Yuri stares after him, uncomprehending. Several moments pass as he stands there in stunned silence. And then he leans his weight against the tree trunk and lets his head fall back against it with a soft yet sharply-painful thump.
“Holy hell,” he whispers.
.
.
Dusk is encroaching upon the sunset when finally he approaches Elucifer’s grave.
Duke looks over his shoulder at him, expression unreadable. “You’re still here?” he says. “I thought I told you to go home.”
“Never been very good at following orders,” Yuri says with a faint smile. “Plus, I came all this way. Seems like a waste not to pay my respects.”
He crouches down next to the grave and places a small bunch of flowers there, their stems all uneven from being plucked unceremoniously from the earth.
“Fire lilies?”
“Yeah…” Yuri shrugs. “They were the favorite of someone else I never got to meet because of that shitty war. So it seemed fitting, I guess.” He pauses, trying to work out the right words to say. “Listen, Duke – ”
“You were right,” Duke says, cutting him off. “I got angry with you, but you were right. I have been alone for a long time, Yuri. I think the solitude is starting to get to me. Which is why I find myself so… intent upon you, I believe. You have to understand: it has been many years since anyone took a positive interest in me. In my confusion I may have… overstepped my boundaries.”
“It’s fine,” Yuri says.
“…What?”
“It’s fine,” he repeats.
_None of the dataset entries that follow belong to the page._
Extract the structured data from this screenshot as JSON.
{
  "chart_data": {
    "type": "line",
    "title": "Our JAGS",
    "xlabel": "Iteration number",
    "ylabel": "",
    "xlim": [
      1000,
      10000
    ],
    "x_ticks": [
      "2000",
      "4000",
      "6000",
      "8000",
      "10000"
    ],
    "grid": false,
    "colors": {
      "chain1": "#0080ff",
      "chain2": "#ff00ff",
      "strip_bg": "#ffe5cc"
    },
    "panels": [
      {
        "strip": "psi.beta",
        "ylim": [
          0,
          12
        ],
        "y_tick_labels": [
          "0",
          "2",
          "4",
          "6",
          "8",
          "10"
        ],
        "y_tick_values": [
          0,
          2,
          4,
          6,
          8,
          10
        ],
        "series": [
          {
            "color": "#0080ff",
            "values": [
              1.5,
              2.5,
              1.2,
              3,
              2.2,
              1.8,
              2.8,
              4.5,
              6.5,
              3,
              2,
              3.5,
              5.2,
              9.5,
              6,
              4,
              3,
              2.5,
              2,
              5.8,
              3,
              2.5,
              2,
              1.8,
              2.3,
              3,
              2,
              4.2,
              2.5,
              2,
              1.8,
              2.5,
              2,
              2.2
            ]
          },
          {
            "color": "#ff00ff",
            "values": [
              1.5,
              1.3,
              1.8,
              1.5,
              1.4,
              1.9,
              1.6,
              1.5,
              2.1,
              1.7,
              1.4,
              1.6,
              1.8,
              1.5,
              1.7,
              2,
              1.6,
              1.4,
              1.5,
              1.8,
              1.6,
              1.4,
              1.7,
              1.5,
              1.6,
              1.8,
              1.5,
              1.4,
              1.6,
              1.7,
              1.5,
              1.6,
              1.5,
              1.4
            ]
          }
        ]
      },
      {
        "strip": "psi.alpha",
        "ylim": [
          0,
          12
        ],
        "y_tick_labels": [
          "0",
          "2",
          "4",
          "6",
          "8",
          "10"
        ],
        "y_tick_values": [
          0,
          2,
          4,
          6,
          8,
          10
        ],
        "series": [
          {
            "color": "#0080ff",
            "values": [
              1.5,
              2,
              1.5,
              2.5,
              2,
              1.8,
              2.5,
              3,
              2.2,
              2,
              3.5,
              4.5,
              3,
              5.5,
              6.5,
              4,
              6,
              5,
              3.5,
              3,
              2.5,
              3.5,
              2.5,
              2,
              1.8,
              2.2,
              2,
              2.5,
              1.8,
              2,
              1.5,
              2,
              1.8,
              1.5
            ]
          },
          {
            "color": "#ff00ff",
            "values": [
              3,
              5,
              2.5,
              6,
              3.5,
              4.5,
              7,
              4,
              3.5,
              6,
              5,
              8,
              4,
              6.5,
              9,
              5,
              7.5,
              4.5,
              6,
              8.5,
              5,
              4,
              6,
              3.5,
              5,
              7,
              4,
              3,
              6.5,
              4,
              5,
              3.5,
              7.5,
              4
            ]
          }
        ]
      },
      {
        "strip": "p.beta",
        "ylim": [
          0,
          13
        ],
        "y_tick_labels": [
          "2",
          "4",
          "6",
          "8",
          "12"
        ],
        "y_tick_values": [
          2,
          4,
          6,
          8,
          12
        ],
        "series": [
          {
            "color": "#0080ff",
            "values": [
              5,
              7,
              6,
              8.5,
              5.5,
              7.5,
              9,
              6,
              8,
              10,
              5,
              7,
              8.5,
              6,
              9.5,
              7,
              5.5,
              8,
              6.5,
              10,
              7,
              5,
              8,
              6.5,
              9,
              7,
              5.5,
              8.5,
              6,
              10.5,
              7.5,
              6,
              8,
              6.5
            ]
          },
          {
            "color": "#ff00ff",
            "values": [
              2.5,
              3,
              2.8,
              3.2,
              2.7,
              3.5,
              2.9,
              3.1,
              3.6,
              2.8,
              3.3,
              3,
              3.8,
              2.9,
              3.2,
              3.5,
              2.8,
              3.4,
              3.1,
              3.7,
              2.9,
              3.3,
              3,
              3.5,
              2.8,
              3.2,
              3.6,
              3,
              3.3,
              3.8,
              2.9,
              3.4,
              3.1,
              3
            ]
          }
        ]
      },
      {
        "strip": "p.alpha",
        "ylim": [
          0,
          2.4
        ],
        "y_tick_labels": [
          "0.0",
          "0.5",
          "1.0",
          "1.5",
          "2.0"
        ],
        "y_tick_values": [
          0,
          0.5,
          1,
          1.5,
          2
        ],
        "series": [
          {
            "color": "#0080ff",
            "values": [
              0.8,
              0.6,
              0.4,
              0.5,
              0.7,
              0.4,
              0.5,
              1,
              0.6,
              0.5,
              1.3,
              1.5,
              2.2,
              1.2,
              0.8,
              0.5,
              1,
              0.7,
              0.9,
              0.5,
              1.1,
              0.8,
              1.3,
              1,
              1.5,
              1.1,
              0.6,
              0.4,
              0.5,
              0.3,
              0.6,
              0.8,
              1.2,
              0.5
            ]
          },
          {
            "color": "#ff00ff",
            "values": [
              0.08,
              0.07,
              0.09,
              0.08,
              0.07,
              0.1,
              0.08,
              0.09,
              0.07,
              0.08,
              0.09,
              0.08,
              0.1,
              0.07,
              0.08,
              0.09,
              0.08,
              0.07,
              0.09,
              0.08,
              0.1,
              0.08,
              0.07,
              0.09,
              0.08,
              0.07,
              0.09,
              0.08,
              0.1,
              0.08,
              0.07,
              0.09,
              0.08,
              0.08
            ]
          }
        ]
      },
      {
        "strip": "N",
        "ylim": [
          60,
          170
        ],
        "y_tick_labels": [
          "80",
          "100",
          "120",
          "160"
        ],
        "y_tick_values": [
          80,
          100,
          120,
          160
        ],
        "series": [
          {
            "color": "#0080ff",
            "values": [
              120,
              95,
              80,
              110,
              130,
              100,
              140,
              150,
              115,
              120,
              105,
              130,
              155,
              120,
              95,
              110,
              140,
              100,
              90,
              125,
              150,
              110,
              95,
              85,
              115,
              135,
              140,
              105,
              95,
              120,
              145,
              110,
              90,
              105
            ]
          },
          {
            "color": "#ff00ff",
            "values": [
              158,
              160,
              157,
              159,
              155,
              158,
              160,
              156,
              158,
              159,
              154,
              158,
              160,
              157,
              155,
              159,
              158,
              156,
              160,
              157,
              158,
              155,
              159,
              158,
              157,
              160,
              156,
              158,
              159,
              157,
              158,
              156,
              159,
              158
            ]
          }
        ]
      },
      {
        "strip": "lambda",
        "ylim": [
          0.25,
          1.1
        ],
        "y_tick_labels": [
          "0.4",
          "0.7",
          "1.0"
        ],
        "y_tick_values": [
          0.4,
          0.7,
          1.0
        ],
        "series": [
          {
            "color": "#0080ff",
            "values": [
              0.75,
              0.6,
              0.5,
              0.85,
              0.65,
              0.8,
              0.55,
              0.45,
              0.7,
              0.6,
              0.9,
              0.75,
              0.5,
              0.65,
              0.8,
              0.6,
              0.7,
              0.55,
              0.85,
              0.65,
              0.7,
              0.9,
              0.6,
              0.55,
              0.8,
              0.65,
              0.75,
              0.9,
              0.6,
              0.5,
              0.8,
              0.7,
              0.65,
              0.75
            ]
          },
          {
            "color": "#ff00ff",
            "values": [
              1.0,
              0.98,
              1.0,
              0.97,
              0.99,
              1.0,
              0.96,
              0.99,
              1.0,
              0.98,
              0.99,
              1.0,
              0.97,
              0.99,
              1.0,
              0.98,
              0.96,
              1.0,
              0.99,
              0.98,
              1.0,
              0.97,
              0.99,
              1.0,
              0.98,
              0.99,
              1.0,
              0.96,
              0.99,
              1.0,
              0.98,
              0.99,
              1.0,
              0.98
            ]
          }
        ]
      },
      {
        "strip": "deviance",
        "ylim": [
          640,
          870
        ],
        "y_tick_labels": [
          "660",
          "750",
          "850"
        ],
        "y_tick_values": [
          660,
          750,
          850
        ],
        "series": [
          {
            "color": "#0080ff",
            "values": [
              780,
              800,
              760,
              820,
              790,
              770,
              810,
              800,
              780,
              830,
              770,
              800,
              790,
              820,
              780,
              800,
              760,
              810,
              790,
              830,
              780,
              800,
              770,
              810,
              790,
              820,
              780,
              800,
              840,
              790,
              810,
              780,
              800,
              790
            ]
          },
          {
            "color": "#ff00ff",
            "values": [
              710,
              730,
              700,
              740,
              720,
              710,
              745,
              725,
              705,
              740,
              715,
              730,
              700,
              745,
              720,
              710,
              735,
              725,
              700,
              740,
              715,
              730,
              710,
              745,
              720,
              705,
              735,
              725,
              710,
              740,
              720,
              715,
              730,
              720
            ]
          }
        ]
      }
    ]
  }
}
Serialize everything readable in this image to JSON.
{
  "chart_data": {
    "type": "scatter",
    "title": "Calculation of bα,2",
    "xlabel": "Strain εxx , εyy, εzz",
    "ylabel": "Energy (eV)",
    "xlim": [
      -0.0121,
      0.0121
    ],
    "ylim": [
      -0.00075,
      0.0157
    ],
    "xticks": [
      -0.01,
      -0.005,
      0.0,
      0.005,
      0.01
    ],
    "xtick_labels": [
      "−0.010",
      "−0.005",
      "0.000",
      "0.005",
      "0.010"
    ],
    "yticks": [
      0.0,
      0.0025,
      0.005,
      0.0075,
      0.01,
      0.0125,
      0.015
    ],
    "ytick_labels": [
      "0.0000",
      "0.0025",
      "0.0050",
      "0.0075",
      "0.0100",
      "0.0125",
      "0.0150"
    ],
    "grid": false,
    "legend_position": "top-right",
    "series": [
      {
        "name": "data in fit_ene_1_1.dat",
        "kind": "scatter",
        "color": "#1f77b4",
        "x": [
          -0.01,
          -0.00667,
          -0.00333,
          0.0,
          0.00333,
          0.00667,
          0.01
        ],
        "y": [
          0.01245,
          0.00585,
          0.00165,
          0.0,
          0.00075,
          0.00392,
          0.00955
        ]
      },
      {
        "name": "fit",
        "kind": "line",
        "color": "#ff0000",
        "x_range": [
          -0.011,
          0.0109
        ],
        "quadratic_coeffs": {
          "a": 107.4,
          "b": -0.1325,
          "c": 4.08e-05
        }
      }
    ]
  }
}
He rubs the back of neck awkwardly. “Honestly? I didn’t mind it. I don’t really know what that says about me, but… whatever. I’m not much for soul-searching anyhow.”
Duke looks positively dumbstruck. He opens his mouth as if to say something, but no words come.
“I mean, I don’t know if I can give you everything you want,” Yuri continues. “But we can start small for now, right?” He digs the bag of scones out of his pack and holds it up with a grin. “C’mon, take a seat. We’ve been carrying these things around all day and we haven’t eaten a single one. It’s a fucking travesty.”
Duke is quiet and unmoving for a long moment, and then he lowers himself down on to the grass next to Yuri. Yuri hands him a blueberry one – he seems like a blueberry kind of guy – and he takes it reverently, taking a cautious bite.
“… They’re a bit odd,” he says. “Probably due to an error on my part.”
Yuri tries one of the cranberries. There’s a flavor to it that he can’t quite place, savory and thick with spice, unlike any of Estelle’s baking he’s ever tasted. “Definitely odd,” he says. “Still good, though.”
“Yes,” Duke says softly. “Still good.”
He smiles, then – fully and completely, without a trace of sadness.
They sit side by side in front of Elucifer’s grave as the sun slips away beyond the ocean and everything slowly fades into night.